Captain Rothesay seemed alarmed. “Don't trifle with me, Sybilla—there is nothing the matter? The child is not ill?”
“No; quite well.”
“Then, why cannot Elspie bring her?” and he pulled the bell violently. The nurse appeared. “My good Elspie, you have kept me waiting quite long enough; do let me see my little girl.”
Elspie gave one glance at the mother, who stood mute and motionless, clinging to the chair for support. In that glance was less compassion than a sort of triumphant exultation. When she quitted the room Sybilla flung herself at her husband's feet. “Angus, Angus, only say you forgive me before”——
The door opened and Elspie led in a little girl. By her stature she might have been two years old, but her face was like that of a child of ten or twelve—so thoughtful, so grave. Her limbs were small and wasted, but exquisitely delicate. The same might be said of her features; which, though thin, and wearing a look of premature age, together with that quiet, earnest, melancholy cast peculiar to deformity, were yet regular, almost pretty. Her head was well-shaped, and from it fell a quantity of amber-coloured hair—pale “lint-white locks,” which, with the almost colourless transparency of her complexion, gave a spectral air to her whole appearance. She looked less like a child than a woman dwarfed into childhood; the sort of being renowned in elfin legends, as springing up on a lonely moor, or appearing by a cradle-side; supernatural, yet fraught with a nameless beauty. She was dressed with the utmost care, in white, with blue ribands; and her lovely hair was arranged so as to hide, as much as possible, the defect, which, alas! was even then only too perceptible. It was not a hump-back, nor yet a twisted spine; it was an elevation of the shoulders, shortening the neck, and giving the appearance of a perpetual stoop. There was nothing disgusting or painful in it, but still it was an imperfection, causing an instinctive compassion—an involuntary “Poor little creature, what a pity!”
Such was the child—the last daughter of the ever-beautiful Rothesay line—which Elspie led to claim the paternal embrace. Olive looked up at her father with her wistful, pensive eyes, in which was no childish shyness—only wonder. He met them with a gaze of frenzied unbelief. Then his fingers clutched his wife's arm with the grasp of an iron vice.
“Tell me! Is that—that miserable creature—our daughter, Olive Rothesay?”

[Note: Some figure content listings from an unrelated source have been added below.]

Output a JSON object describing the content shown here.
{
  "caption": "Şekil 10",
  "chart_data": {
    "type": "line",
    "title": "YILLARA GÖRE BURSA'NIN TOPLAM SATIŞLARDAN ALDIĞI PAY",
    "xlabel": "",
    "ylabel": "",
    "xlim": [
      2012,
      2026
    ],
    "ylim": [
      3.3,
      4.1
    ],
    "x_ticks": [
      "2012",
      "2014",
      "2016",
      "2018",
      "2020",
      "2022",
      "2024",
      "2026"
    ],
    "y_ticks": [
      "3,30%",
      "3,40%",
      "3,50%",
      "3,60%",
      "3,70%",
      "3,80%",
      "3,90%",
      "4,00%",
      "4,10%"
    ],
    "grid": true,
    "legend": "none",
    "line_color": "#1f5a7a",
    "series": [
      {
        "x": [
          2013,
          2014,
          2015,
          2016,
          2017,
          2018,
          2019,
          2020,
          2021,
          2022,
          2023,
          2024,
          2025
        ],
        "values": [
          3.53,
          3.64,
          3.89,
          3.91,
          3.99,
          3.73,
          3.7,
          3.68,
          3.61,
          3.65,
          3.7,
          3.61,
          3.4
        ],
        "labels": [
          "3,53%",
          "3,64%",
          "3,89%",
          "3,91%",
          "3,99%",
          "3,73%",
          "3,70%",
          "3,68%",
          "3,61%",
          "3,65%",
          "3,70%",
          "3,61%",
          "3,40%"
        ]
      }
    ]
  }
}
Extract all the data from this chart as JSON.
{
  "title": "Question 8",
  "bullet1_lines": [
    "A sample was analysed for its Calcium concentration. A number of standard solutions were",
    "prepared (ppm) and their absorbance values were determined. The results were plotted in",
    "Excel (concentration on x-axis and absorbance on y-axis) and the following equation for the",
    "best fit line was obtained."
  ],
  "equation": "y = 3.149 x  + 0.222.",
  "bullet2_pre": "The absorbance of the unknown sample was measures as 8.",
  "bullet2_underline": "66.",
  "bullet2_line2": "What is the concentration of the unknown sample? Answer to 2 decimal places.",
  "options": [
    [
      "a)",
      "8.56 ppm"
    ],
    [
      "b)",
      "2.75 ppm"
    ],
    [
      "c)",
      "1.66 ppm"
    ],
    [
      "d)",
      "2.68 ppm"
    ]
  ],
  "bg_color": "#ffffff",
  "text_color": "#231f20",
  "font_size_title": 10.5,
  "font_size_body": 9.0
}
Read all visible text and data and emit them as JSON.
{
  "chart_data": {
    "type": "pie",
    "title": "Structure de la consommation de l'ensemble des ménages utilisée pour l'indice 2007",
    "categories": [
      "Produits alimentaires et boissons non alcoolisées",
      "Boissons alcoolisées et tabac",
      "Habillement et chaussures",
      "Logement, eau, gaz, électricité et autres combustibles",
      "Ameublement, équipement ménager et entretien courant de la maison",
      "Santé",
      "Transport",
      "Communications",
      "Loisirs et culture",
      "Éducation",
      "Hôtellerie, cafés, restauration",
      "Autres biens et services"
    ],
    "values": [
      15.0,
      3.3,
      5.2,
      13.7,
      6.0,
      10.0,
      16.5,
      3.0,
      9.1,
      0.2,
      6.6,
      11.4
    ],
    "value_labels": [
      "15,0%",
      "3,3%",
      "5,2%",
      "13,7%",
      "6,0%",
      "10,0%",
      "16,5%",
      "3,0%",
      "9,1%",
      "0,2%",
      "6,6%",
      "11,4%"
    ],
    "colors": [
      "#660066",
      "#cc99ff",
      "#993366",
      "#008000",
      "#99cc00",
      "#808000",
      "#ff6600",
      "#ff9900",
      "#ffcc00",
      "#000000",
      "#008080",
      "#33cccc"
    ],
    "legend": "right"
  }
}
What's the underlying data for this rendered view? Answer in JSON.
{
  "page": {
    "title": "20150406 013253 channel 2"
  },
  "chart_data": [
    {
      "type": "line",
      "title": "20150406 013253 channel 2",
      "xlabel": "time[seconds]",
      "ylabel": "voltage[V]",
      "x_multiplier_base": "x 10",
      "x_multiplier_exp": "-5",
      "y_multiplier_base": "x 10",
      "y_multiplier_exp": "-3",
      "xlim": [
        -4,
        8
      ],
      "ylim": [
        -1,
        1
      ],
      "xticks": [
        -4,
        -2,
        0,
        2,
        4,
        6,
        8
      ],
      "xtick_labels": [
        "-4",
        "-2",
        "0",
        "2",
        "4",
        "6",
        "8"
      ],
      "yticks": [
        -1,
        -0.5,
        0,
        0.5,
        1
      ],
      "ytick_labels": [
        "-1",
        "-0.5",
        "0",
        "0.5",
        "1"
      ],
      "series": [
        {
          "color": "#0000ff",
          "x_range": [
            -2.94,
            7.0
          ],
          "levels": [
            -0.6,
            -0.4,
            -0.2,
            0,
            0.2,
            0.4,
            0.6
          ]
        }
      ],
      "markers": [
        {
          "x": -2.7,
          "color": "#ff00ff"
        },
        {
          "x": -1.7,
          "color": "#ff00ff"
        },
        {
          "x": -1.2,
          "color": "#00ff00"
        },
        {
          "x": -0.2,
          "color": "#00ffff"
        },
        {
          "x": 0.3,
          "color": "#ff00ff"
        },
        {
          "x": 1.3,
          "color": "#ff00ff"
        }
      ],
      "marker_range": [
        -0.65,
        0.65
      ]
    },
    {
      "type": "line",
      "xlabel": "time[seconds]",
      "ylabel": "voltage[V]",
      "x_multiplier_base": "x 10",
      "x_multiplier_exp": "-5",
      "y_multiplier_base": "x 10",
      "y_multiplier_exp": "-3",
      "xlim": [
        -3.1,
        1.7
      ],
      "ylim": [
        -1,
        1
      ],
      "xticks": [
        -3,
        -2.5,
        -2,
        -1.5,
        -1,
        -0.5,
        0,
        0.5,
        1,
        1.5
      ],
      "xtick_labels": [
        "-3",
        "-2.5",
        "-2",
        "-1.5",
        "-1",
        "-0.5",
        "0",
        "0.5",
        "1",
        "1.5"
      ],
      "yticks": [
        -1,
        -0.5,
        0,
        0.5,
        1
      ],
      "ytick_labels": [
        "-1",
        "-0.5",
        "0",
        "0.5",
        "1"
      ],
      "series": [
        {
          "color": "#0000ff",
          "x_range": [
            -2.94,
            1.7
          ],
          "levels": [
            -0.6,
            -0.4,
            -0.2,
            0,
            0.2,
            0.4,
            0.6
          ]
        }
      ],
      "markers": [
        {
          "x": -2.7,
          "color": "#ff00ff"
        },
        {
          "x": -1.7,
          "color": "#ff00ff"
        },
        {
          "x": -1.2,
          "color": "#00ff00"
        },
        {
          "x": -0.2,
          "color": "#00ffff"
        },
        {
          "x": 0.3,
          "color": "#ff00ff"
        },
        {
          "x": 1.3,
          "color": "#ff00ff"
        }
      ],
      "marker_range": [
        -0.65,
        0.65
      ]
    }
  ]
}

She answered, “Yes.” He shook her off angrily, looked once more at the child, and then turned away, putting his hand before his eyes, as if to shut out the sight.
Olive saw the gesture. Young as she was, it went deep to her child's soul. Elspie saw it too, and without bestowing a second glance on her master or his wife, she snatched up the child and hurried from the room.
The father and mother were left alone—to meet that crisis most fatal to wedded happiness, the discovery of the first deceit Captain Rothesay sat silent, with averted face; Sybilla was weeping—not that repentant shower which rains softness into a man's heart, but those fretful tears which chafe him beyond endurance.